The subject of "First Portal (mind)" is consciousness. "How do you show thinking?" Grant asks. "So there are these gray, ambiguous areas of language in the back out of which these spectrums of ideas are bursting through." The theme of the "Second Portal (eye)" is sight, with contrasting bubbles containing words such as "read," "place" and "image" emerging from the dark background.

"I like the fact that anyone can look at my work and understand that it's about language," she says. "It's available to anyone even if you couldn't read it, it's also very specific text, so it has this wonderful both/and."

NIKKI PRESSLEY

"I'm from South Carolina and a lot of the work I've done previously references that," Pressley says. As a child, her family visited Charleston, and there she was introduced to the Gullah language and culture — the Gullah are descendants of African slaves who settled in the Sea Islands, and to this day they speak an unusual dialect influenced by African languages.

In "Word," Pressley has made a two-sided work on paper. On one side are the first three verses from the Book of John from the Gullah Bible, which begins, "Fo God mek de wol, de Wod been dey. De Wod been dey wid God, an de Wod been God." Pressley has written the verses around the paper, turning it and continuing it repeatedly until the text covers the surface. The text, says Pressley, who was raised as a fundamentalist Christian, "is basically about Jesus coming down and the word becoming flesh," and is a cornerstone of Christianity. The slaves adopted the English language and Christianity as part of their survival strategy.

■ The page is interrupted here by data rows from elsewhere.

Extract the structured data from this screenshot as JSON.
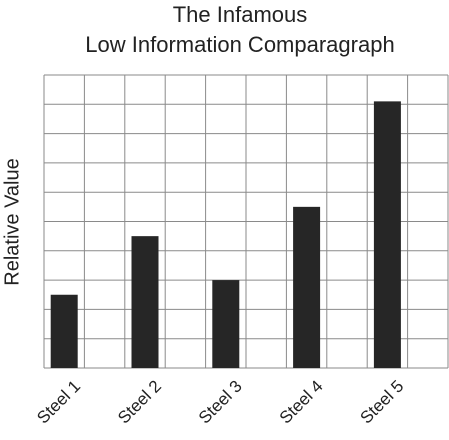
{
  "chart_data": {
    "type": "bar",
    "title": [
      "The Infamous",
      "Low Information Comparagraph"
    ],
    "y_label": "Relative Value",
    "categories": [
      "Steel 1",
      "Steel 2",
      "Steel 3",
      "Steel 4",
      "Steel 5"
    ],
    "values": [
      2.5,
      4.5,
      3,
      5.5,
      9.1
    ],
    "color": "#262626",
    "ylim": [
      0,
      10
    ],
    "yticks": [
      0,
      1,
      2,
      3,
      4,
      5,
      6,
      7,
      8,
      9,
      10
    ],
    "grid": true
  }
}
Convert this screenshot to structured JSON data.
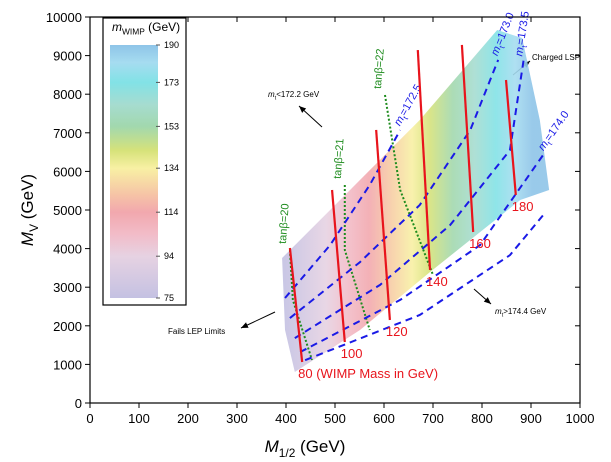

On the other side of the paper she has embossed part of the story of Anansi, a spider-like character from African folklore, in which he is collecting tales from the Sky God. "I'm putting these two texts in the same conversation. It speaks to the complexities of these communities trying to survive, of how communities try to negotiate a space."

In working with verses from the Bible, Pressley says, "maybe I'm trying to enliven it for myself."